I am frustrated, I’m very angry and I am tired of doing my job (writing), then editing my own pieces, and then editing and correcting your mistakes. Does that seem fair to you? I’m not getting paid for this, but you are. That’s why I am telling you, you need to do better. You need to step up or step out of copyediting. Learn the rules of grammar and punctuation, check and double-check your work and be consistent. If you don’t know something, look it up or ask someone more experienced. You have a lot to learn. I suggest you start today.

Thursday, January 24, 2013

The Poetry of Little Things: Mr. Tarçın Man

Ever since I discovered that you can make hot oatmeal from Lifalif cereal, I have been on an oatmeal kick. When I make it, I like to sprinkle in a little cinnamon and that was getting messy from the package. I usually had two tablespoons of cinnamon in the pot and it was getting ridiculous. So off I went to buy a shaker. I wanted an big, old-timey, diner-type salt shaker - but you know me and shakers, right? Never what I plan. That's how I found Mr. Tarçın Man. In the picture above he looks happy. Here is his more usual look.

It's the little things that make me happy. The little gestures, the little day-to-day poetry of the ordinary that stay in my heart and make me mindful of life and all it's gifts. Mr. Tarçın Man makes me happy every day.

Monday, January 7, 2013

New Years' Yum

I haven't blogged of late - mostly because the end of 2012 was challenging for me. Life was so life-like - full of to-do's and to don'ts and did I mention the challenges? I have turned the corner now. We all have. I think 2013 will be very lucky. I have been calling it 2000lucky13. My horoscope seems to suggest that earned money will be rolling in - I say let the good $$ roll! On New Years' Day the waiter spilled some of my tea in the saucer - he told Tülin to explain to me that it meant my luck was overflowing.

"Maşallah and teşekküler!" (May it be the Divine's will and thank you!) I answered because it was all good.

I haven't been writing a lot (I know, stunned silence) and I hope to say one day that life's challenges don't throw me so easily off-track - at the moment they do. I hope to reach that place one day soon. It's not happened in the last month - this month, I am doing better. And it also has helped me figure out a lot of things. I can write articles and blog posts and all manner of things competently and well and I get a lot of satisfaction and enjoyment from it. I love writing, but the writing I most love to do isn't like this - it isn't chatty and hey-let-me-tell-you-something. I want to write stories - long or short, it doesn't matter. Stories full of signs and subtext, poetry and heartbreak, that might be tinged with memoir, full of soaring realizations and wide horizons even if it is found in a tea cup. So I guess what I want to tell you at this late stage is that I am an artist, that I want to create something that no one has ever done before, that it should be beautiful and true - that it comes from my soul and fills my heart.

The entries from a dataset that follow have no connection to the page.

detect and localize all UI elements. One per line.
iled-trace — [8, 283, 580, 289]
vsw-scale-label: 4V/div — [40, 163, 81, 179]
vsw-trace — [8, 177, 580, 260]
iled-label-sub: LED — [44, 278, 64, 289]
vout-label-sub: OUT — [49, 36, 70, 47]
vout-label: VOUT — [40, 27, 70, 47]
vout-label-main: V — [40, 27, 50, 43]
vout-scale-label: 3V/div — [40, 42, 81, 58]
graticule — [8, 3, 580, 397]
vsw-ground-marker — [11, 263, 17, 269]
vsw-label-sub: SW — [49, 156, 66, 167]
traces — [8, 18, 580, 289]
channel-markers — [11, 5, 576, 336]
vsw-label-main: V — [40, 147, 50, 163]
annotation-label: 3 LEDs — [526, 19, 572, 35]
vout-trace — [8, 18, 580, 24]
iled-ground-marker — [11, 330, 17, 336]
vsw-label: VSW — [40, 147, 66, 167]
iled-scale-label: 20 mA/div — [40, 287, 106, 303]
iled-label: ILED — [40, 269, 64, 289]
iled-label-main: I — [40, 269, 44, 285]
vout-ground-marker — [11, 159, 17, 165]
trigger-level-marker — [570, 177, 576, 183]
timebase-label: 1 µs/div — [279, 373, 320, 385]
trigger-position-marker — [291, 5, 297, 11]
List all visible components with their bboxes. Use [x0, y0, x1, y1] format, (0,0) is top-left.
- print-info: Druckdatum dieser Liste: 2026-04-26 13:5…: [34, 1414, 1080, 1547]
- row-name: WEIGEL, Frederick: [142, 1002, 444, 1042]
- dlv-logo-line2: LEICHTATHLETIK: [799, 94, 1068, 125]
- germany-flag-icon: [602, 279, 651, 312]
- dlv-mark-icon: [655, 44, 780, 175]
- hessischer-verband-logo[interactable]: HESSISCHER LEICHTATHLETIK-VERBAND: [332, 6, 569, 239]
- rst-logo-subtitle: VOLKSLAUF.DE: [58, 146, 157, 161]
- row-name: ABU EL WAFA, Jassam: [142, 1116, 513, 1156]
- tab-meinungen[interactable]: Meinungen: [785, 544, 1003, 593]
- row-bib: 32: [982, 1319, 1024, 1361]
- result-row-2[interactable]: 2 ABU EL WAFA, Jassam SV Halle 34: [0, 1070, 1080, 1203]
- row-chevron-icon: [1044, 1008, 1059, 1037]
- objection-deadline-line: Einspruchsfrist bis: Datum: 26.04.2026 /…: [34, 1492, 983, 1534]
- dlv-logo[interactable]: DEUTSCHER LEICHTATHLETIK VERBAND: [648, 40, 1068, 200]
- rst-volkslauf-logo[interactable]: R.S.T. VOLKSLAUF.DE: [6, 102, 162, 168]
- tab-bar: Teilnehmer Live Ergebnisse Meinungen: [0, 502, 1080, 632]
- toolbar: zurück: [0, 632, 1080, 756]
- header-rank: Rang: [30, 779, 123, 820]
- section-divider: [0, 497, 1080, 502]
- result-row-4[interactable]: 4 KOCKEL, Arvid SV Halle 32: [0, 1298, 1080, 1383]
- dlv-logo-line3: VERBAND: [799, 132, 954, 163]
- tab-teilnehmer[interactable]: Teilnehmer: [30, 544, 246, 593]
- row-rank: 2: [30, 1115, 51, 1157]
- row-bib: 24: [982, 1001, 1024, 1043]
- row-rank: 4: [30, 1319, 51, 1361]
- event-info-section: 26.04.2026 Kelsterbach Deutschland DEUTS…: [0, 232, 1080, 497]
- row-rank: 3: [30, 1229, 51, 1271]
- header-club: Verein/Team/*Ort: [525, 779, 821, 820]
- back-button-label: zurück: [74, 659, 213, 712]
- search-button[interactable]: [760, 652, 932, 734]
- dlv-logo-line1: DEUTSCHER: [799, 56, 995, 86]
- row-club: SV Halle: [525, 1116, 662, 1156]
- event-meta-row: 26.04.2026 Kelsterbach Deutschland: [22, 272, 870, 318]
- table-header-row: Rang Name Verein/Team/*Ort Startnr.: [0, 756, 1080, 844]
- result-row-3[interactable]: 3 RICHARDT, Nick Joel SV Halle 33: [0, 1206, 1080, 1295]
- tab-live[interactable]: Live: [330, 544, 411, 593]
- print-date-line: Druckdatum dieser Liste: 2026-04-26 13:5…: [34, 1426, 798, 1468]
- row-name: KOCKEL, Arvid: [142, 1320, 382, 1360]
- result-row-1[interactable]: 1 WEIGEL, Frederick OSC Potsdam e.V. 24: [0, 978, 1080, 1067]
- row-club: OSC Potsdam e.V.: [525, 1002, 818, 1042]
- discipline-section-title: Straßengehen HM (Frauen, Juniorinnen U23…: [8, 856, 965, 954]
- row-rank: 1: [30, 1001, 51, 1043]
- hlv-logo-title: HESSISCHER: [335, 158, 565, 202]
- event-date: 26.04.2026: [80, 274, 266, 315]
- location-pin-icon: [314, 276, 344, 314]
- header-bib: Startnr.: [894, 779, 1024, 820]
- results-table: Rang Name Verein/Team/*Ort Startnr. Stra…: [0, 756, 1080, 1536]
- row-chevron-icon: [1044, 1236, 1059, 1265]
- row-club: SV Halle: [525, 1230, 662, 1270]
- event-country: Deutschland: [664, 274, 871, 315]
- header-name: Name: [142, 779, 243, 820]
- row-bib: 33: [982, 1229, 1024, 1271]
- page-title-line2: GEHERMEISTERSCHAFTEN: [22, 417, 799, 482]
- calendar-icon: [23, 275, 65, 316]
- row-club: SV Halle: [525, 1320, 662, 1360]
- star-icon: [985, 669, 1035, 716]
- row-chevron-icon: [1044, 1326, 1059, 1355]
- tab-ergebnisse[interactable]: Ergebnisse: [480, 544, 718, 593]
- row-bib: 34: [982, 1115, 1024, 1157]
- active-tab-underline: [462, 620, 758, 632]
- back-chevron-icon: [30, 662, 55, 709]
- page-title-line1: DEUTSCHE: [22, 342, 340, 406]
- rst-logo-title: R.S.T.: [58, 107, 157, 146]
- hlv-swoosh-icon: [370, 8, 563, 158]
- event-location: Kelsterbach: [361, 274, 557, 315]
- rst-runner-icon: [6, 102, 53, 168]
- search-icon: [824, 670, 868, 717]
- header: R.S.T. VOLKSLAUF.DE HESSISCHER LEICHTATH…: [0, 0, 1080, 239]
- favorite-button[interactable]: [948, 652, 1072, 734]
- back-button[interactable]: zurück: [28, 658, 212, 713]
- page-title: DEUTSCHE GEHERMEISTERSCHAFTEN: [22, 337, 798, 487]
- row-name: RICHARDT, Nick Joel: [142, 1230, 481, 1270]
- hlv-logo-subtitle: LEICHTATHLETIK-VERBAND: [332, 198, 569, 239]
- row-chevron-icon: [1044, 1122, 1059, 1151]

Wow! Really? I had no idea this post was going to go this way. I thought I would write about - or eventually get to - how I had friends in town from New York. How much I loved seeing İstanbul through their eyes and how my friend Deborah (who many years ago hired me for my first important job) told me I should write about food. The following evening we met a journalist friend of a friend named Tom who also suggested I do the same - but that advice came with a precaution - if I loved it too much I shouldn't because I would have to think about it. (Instead of just enjoying it was the subtext I got from that advice.) I am an analytical kind of chick even on a good day, so I think I can do it.

One of the writers that shaped me was M.F.K. Fisher and she wrote truly and beautifully about food. One of my favorite stories is "I Was Really Very Hungry" so much so that I lived a similar experience. I think few writers hold a candle to M.F.K Fisher in any genre, and she has set a bar for me - as with all things, I want the bar to be very, very high. So in this new year expect more food writing from me, expect me to drop out and not explain, expect the unexpected (from me and from life) and most of all enjoy it all. (Interested in M.F.K Fisher? Go big with The Art of Eating) Afiyet olsun!